I don't know whether Dante would have been familiar with some translation of St Athanasius's text, or whether he might have taken this image from some later Father, but it strikes me that this is precisely what is going on in Purgatorio 27. Recall again lines 103-6:
Here I adorn myself for the delight
I will enjoy when looking in my glass.
My sister Rachel never leaves that sight
But gazes in her glass the whole day through.
I believe that Leah is adorning herself by purifying her soul or heart through the practice of the virtues so that she can behold God, whereas Rachel has already begun the contemplation of His image by means of her 'lovely eyes'.
[1] Dante Alighieri, Purgatory, tr.

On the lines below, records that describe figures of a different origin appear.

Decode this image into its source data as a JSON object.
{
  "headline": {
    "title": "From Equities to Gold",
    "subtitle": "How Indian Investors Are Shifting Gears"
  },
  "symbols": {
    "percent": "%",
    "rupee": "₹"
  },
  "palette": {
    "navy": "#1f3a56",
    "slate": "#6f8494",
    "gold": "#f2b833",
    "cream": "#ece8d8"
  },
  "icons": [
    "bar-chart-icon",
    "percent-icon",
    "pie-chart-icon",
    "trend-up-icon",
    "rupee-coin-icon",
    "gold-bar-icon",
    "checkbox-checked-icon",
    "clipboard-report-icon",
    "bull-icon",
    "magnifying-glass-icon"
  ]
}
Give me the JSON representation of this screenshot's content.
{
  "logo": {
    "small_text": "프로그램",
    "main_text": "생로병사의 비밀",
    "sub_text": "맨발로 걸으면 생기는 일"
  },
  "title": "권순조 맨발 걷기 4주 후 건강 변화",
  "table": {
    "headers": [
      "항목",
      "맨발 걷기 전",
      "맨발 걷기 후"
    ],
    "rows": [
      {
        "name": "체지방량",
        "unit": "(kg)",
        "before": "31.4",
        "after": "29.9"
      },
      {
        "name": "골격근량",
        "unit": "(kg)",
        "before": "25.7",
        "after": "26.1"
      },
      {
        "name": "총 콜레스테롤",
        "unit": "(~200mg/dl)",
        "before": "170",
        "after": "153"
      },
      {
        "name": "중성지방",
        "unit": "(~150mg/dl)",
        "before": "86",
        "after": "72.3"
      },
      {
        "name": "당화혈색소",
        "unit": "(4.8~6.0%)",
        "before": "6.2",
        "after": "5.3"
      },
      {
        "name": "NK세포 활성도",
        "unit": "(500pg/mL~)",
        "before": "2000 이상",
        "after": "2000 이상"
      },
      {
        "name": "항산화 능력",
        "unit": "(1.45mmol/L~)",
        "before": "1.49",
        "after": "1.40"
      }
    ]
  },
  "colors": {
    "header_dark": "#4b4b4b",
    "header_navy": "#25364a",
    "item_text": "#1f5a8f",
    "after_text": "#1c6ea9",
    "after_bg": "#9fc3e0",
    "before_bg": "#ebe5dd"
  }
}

Anthony Esolen (NY: Modern Library, 2004), p. 295.
[2] Ibid., p. 481.
[3] The passage is found in Richard E. Gamble, ed., The Great Tradition: Classic Readings On What It Means to Be an Educated Human Being (Wilmington, DE: ISI, 2008), p. 239.
[4] Theodosia Gray, tr., The Homilies of Saint Gregory the Great On the Book of the Prophet Ezekiel, ed. Presbytera Juliana Cownie (Etna, CA: CTOS, 1990), pp. 175-6.
[5] Fr Andrew Louth, The Origins of the Christian Mystical Tradition: From Plato to Denys (Oxford: Clarendon, 1981), pp. 79-80.